Targeting of protein and peptide to CD169 results in the induction of tumor reactive T cell responses. (A–E) Mice were inoculated with 200,000 B16OVA tumor cells at day 0, on day 3 mice were immunized with indicated Ab:Ag conjugates in the presence of anti-CD40 Ab and Poly(I:C). Tumor size was monitored three times a week and mice were sacrificed based on physical appearance or tumor size. (A) Tumor size on different days after tumor inoculation, mean ± SEM is shown.

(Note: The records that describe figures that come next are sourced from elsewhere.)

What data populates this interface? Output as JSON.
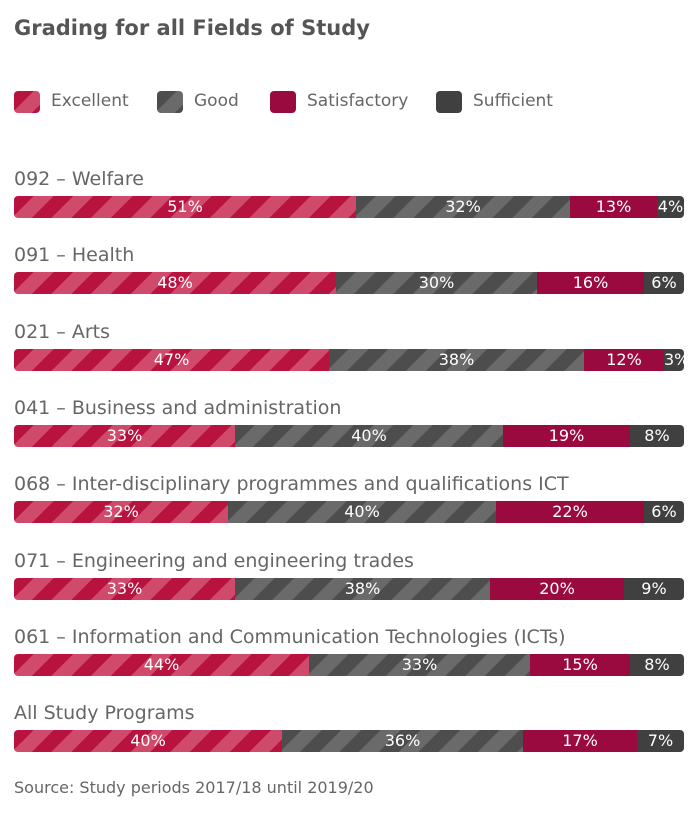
{
  "chart_data": {
    "type": "bar",
    "orientation": "horizontal",
    "stacked": true,
    "title": "Grading for all Fields of Study",
    "source": "Source: Study periods 2017/18 until 2019/20",
    "legend_placement": "top-left",
    "series": [
      {
        "name": "Excellent",
        "color": "#b8123e",
        "stripe": "#d04a6c"
      },
      {
        "name": "Good",
        "color": "#4d4d4d",
        "stripe": "#6a6a6a"
      },
      {
        "name": "Satisfactory",
        "color": "#9b0a3f",
        "stripe": "#9b0a3f"
      },
      {
        "name": "Sufficient",
        "color": "#404040",
        "stripe": "#404040"
      }
    ],
    "categories": [
      {
        "label": "092 – Welfare",
        "values": [
          51,
          32,
          13,
          4
        ]
      },
      {
        "label": "091 – Health",
        "values": [
          48,
          30,
          16,
          6
        ]
      },
      {
        "label": "021 – Arts",
        "values": [
          47,
          38,
          12,
          3
        ]
      },
      {
        "label": "041 – Business and administration",
        "values": [
          33,
          40,
          19,
          8
        ]
      },
      {
        "label": "068 – Inter-disciplinary programmes and qualifications ICT",
        "values": [
          32,
          40,
          22,
          6
        ]
      },
      {
        "label": "071 – Engineering and engineering trades",
        "values": [
          33,
          38,
          20,
          9
        ]
      },
      {
        "label": "061 – Information and Communication Technologies (ICTs)",
        "values": [
          44,
          33,
          15,
          8
        ]
      },
      {
        "label": "All Study Programs",
        "values": [
          40,
          36,
          17,
          7
        ]
      }
    ],
    "value_suffix": "%"
  }
}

Two-way ANOVA with Bonferroni correction comparing all groups on the last day of the experiment, only significant differences are depicted. (B) Tumor size per group of each mouse after tumor inoculation (C) Percentage of surviving mice on indicated days after tumor inoculation. (D) Tumor volume as in (A), but only showing the groups treated with the anti-CD169:Ag conjugates on a fitting scale. (E) Percentage of CD8⁺ T cells binding H-2Kb-SIINFEKL tetramers at indicated time points during the tumor experiment. (A–E) One experiment with 11 mice per group is shown. (F) Same as in (A), with treatment on day 7 after tumor cell inoculation, when all mice had a visible tumor. Data of one experiment with 11–12 mice per group is shown. Statistical analysis one-way ANOVA with bonferroni's multiple comparison test ***p < 0.001, ****p < 0.0001.